Somos uma nação dotada de grandes vantagens energéticas, poucas nações do mundo apresentam um potencial tão elevado como a brasileira, somos dotados de energia variada e dotada de grande conhecimento nesta área, ou seja, estamos vivendo um momento imprescindível para aproveitar essas oportunidades, reduzindo as dívidas sociais acumuladas à muitos séculos, construindo políticas públicas que possibilitem investimentos em educação, saúde e bem-estar social, desta forma, impulsionando os dispêndios em ciência e tecnologia, fundamentais para a construção de uma sociedade desenvolvida, mais igualitária e com maior autonomia no cenário internacional.

Mas percebemos que essa transformação energética apresenta grandes dificuldades estruturais, embora percebamos que a sociedade global esteja percebendo os graves desequilíbrios no meio ambiente, as alterações climáticas, o calor exagerado, o crescimento de maremotos e tsunamis, mas é imprescindível destacar que muitos setores grupos sociais e econômicos ganham com este modelo econômico e produtivo, desta forma, utilizam seu forte poderia financeiro para impedir alterações que podem reduzir seus ganhos substanciais.

Se compararmos os valores prometidos para os países desenvolvidos nos grandes fóruns internacionais na casa dos 100 bilhões de dólares para combater os impactos do aquecimento global, percebemos que essa quantia é imensamente menor do que os dispêndios das nações desenvolvidas para financiar a indústria bélica, cujos gastos militares está na casa dos 2 trilhões de dólares, recursos que poderiam retirar, em definitivo, mais de 800 milhões de pessoas que passam fome na sociedade global, segundo dados atualizados pela Organização das Nações Unidas (ONU).

Neste cenário, a sociedade brasileira tem todos os instrumentos para receber bilhões de dólares de investimentos produtivos, gerando empregos, melhorando a renda da população, atraindo empresas e organizações produtivas em todas as regiões, atraindo empresas que demandam energias a custos menores e não os encontram em seus países de origem.
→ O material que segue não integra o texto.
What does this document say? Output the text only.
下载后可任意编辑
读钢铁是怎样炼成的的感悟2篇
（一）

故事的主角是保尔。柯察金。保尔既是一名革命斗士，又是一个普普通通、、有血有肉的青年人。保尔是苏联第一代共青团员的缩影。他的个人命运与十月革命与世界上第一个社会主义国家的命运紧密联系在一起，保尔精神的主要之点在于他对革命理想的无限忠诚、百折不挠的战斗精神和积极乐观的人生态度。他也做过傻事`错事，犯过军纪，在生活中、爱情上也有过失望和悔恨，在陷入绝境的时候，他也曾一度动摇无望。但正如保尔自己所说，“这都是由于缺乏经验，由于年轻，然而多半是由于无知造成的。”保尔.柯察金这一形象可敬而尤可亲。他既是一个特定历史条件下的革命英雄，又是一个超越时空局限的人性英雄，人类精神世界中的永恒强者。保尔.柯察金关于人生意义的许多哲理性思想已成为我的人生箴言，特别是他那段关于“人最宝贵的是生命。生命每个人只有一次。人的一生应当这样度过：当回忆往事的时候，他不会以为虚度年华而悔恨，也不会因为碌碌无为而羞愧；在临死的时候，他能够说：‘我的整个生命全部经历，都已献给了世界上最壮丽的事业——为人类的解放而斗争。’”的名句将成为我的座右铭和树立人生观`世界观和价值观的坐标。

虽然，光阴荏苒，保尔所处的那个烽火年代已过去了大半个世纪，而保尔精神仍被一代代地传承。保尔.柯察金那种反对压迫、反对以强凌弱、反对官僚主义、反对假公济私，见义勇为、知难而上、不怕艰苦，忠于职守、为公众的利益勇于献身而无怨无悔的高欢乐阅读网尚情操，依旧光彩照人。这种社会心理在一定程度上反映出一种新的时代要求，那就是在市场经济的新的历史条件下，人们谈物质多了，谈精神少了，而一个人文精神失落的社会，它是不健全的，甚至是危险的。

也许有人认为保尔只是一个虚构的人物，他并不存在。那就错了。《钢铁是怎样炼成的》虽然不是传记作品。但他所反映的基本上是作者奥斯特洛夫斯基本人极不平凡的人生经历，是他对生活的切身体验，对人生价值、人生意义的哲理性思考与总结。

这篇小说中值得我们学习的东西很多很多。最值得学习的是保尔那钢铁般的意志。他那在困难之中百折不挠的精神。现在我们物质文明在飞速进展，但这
Os próximos anos são imprescindíveis para atrairmos novos investimentos, para isso, precisamos fortalecer as instituições nacionais, aumentando os dispêndios na educação e na saúde, garantindo um capital humano altamente qualificado e capacitado para compreender os desafios da era do conhecimento.

A economia verde pode abrir novos horizontes e novas perspectivas para a economia nacional, somos dotados de grandes vantagens competitivas para enfrentarmos os desafios contemporâneos, reconstruir nossa indústria é imprescindível, além de elaborar um projeto sólido de nação, exigindo sólidas contrapartidas dos grupos internacionais, investindo na educação, na pesquisa e abandonando o complexo de vira-lata que predomina a suposta elite nacional.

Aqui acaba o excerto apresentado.